Trump’s own challenge is equally daunting. His influence over Ukraine far exceeds his leverage over Russia. Putin’s demands have remained consistent since 2021 and the aborted Istanbul talks of early 2022: neutrality for Ukraine, recognition of Crimea, and acceptance of eastern territories as Russian. These red lines have not shifted, nor are they likely to. At most, there may be flexibility over constitutional arrangements, neutrality guarantees, and the shape of Ukraine’s postwar borders—but Crimea is simply not on the table. If negotiations resume, they will be brutal and deeply unpopular for Kyiv.
This makes Zelenskyy’s upcoming meeting with Trump pivotal. Can Trump convince him to take part in serious talks? Or will Ukraine continue down the path of attrition, with more lives lost, more cities destroyed, and sovereignty eroded piece by piece? The meeting will reveal whether Alaska was merely symbolic or whether it represents the beginning of a reluctant, painful march toward diplomacy.
The obstacles are immense. Trump faces strong domestic opposition from neoconservative hawks in Washington, who reject any compromise with Russia and fear a “Munich moment” of appeasement. Putin, meanwhile, continues to frame the war in terms of “root causes,” stressing that NATO’s expansion and Western disregard for Russian security concerns made conflict inevitable. Between these hard lines lies little space for easy compromise.
Photo: Shutterstock
And yet the alternative to dialogue is clear, and it is grim. Without negotiations, Ukraine will continue to suffer catastrophic losses. The West’s willingness to underwrite Kyiv’s resistance is visibly eroding. Europe is fractured, with some governments calling for escalation and others pressing for restraint. The United States, under Trump, may seek to end the war on terms far closer to Moscow’s than Kyiv’s. In that scenario, Ukraine faces the prospect not only of territorial loss but of political isolation.

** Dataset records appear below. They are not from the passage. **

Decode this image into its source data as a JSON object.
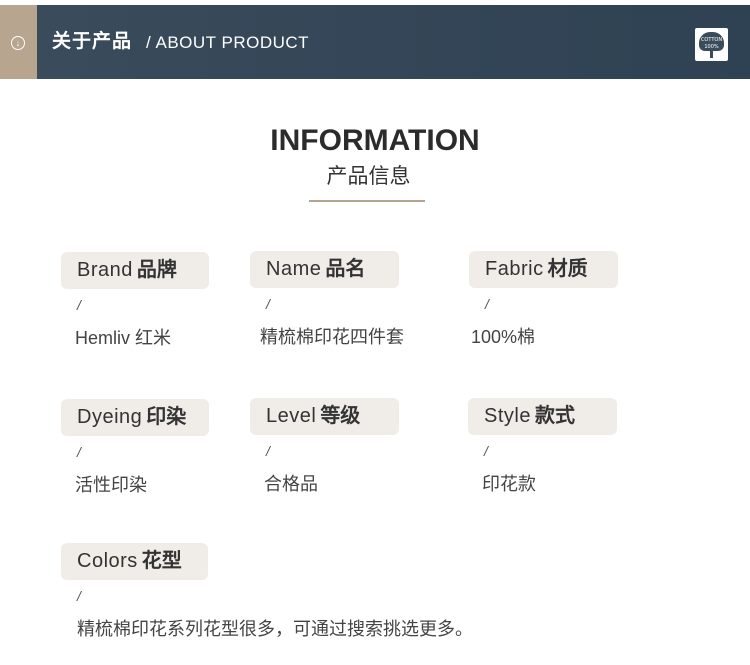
{
  "header": {
    "title_zh": "关于产品",
    "title_en": "/ ABOUT PRODUCT",
    "badge_line1": "COTTON",
    "badge_line2": "100%",
    "colors": {
      "band": "#3b4c5c",
      "accent": "#b7a58f"
    }
  },
  "section": {
    "title": "INFORMATION",
    "subtitle": "产品信息"
  },
  "fields": [
    {
      "label_en": "Brand",
      "label_zh": "品牌",
      "separator": "/",
      "value": "Hemliv 红米"
    },
    {
      "label_en": "Name",
      "label_zh": "品名",
      "separator": "/",
      "value": "精梳棉印花四件套"
    },
    {
      "label_en": "Fabric",
      "label_zh": "材质",
      "separator": "/",
      "value": "100%棉"
    },
    {
      "label_en": "Dyeing",
      "label_zh": "印染",
      "separator": "/",
      "value": "活性印染"
    },
    {
      "label_en": "Level",
      "label_zh": "等级",
      "separator": "/",
      "value": "合格品"
    },
    {
      "label_en": "Style",
      "label_zh": "款式",
      "separator": "/",
      "value": "印花款"
    },
    {
      "label_en": "Colors",
      "label_zh": "花型",
      "separator": "/",
      "value": "精梳棉印花系列花型很多，可通过搜索挑选更多。"
    }
  ]
}
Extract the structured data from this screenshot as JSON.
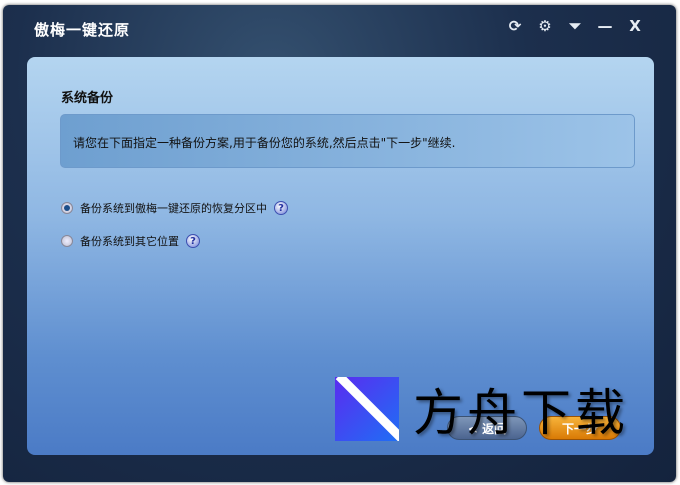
{
  "window": {
    "title": "傲梅一键还原",
    "controls": [
      {
        "name": "refresh-icon",
        "glyph": "⟳"
      },
      {
        "name": "gear-icon",
        "glyph": "⚙"
      },
      {
        "name": "menu-down-icon",
        "glyph": "⏷"
      },
      {
        "name": "minimize-icon",
        "glyph": "—"
      },
      {
        "name": "close-icon",
        "glyph": "X"
      }
    ]
  },
  "panel": {
    "title": "系统备份",
    "info": "请您在下面指定一种备份方案,用于备份您的系统,然后点击\"下一步\"继续.",
    "options": [
      {
        "label": "备份系统到傲梅一键还原的恢复分区中",
        "selected": true
      },
      {
        "label": "备份系统到其它位置",
        "selected": false
      }
    ],
    "help": "?",
    "back": "< 返回",
    "next": "下一步"
  },
  "watermark": "方舟下载"
}
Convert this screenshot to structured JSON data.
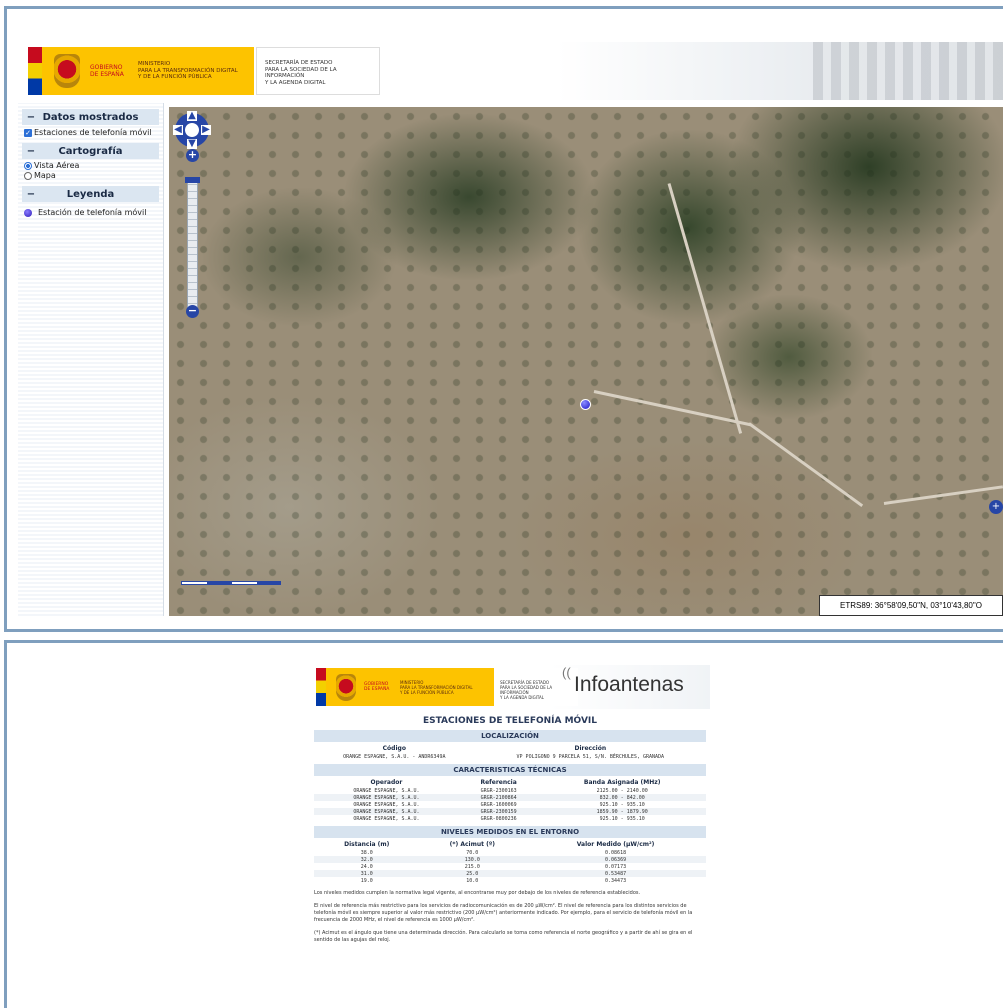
{
  "header": {
    "gov_line1": "GOBIERNO",
    "gov_line2": "DE ESPAÑA",
    "ministry_line1": "MINISTERIO",
    "ministry_line2": "PARA LA TRANSFORMACIÓN DIGITAL",
    "ministry_line3": "Y DE LA FUNCIÓN PÚBLICA",
    "secretary_line1": "SECRETARÍA DE ESTADO",
    "secretary_line2": "PARA LA SOCIEDAD DE LA INFORMACIÓN",
    "secretary_line3": "Y LA AGENDA DIGITAL"
  },
  "sidebar": {
    "data_title": "Datos mostrados",
    "data_checkbox_label": "Estaciones de telefonía móvil",
    "carto_title": "Cartografía",
    "carto_option_aerial": "Vista Aérea",
    "carto_option_map": "Mapa",
    "legend_title": "Leyenda",
    "legend_item": "Estación de telefonía móvil",
    "collapse_symbol": "−"
  },
  "map": {
    "coordinates": "ETRS89: 36°58'09,50\"N, 03°10'43,80\"O",
    "zoom_in": "+",
    "zoom_out": "−"
  },
  "info": {
    "brand": "Infoantenas",
    "title": "ESTACIONES DE TELEFONÍA MÓVIL",
    "location_title": "LOCALIZACIÓN",
    "col_code": "Código",
    "col_address": "Dirección",
    "code": "ORANGE ESPAGNE, S.A.U. - ANDR6349A",
    "address": "VP POLIGONO 9 PARCELA 51, S/N. BÉRCHULES, GRANADA",
    "tech_title": "CARACTERISTICAS TÉCNICAS",
    "col_operator": "Operador",
    "col_reference": "Referencia",
    "col_band": "Banda Asignada (MHz)",
    "tech_rows": [
      {
        "operator": "ORANGE ESPAGNE, S.A.U.",
        "reference": "GRGR-2300163",
        "band": "2125.00 - 2140.00"
      },
      {
        "operator": "ORANGE ESPAGNE, S.A.U.",
        "reference": "GRGR-2100864",
        "band": "832.00 - 842.00"
      },
      {
        "operator": "ORANGE ESPAGNE, S.A.U.",
        "reference": "GRGR-1600069",
        "band": "925.10 - 935.10"
      },
      {
        "operator": "ORANGE ESPAGNE, S.A.U.",
        "reference": "GRGR-2300159",
        "band": "1859.90 - 1879.90"
      },
      {
        "operator": "ORANGE ESPAGNE, S.A.U.",
        "reference": "GRGR-0800236",
        "band": "925.10 - 935.10"
      }
    ],
    "levels_title": "NIVELES MEDIDOS EN EL ENTORNO",
    "col_distance": "Distancia (m)",
    "col_azimuth": "(*) Acimut (º)",
    "col_value": "Valor Medido (µW/cm²)",
    "level_rows": [
      {
        "distance": "38.0",
        "azimuth": "70.0",
        "value": "0.08618"
      },
      {
        "distance": "32.0",
        "azimuth": "130.0",
        "value": "0.06369"
      },
      {
        "distance": "24.0",
        "azimuth": "215.0",
        "value": "0.07173"
      },
      {
        "distance": "31.0",
        "azimuth": "25.0",
        "value": "0.53487"
      },
      {
        "distance": "19.0",
        "azimuth": "10.0",
        "value": "0.34473"
      }
    ],
    "note1": "Los niveles medidos cumplen la normativa legal vigente, al encontrarse muy por debajo de los niveles de referencia establecidos.",
    "note2": "El nivel de referencia más restrictivo para los servicios de radiocomunicación es de 200 µW/cm². El nivel de referencia para los distintos servicios de telefonía móvil es siempre superior al valor más restrictivo (200 µW/cm²) anteriormente indicado. Por ejemplo, para el servicio de telefonía móvil en la frecuencia de 2000 MHz, el nivel de referencia es 1000 µW/cm².",
    "note3": "(*) Acimut es el ángulo que tiene una determinada dirección. Para calcularlo se toma como referencia el norte geográfico y a partir de ahí se gira en el sentido de las agujas del reloj."
  }
}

Critics argue that Trump is naïve in thinking he can strong-arm Ukraine into compromise. But one must also ask: what is the alternative? To continue a war that Russia believes it is winning, while Ukraine’s support system frays? To pretend that endless Western weapons and money will alter the strategic equation? At some point, hard choices must be made, and Trump has positioned himself—willingly or not—as the figure who will force them.
Alaska was not Yalta. It was not Nixon in Beijing. But it may be remembered as something subtler yet still decisive: the moment the United States acknowledged, however reluctantly, that the war cannot be ended by force alone. Peace, however imperfect, will require concessions—concessions that no side wants to admit publicly but that all sides may soon have no choice but to accept.
The Alaska summit, quiet and anticlimactic though it seemed, may prove in time to have been the beginning of that reckoning.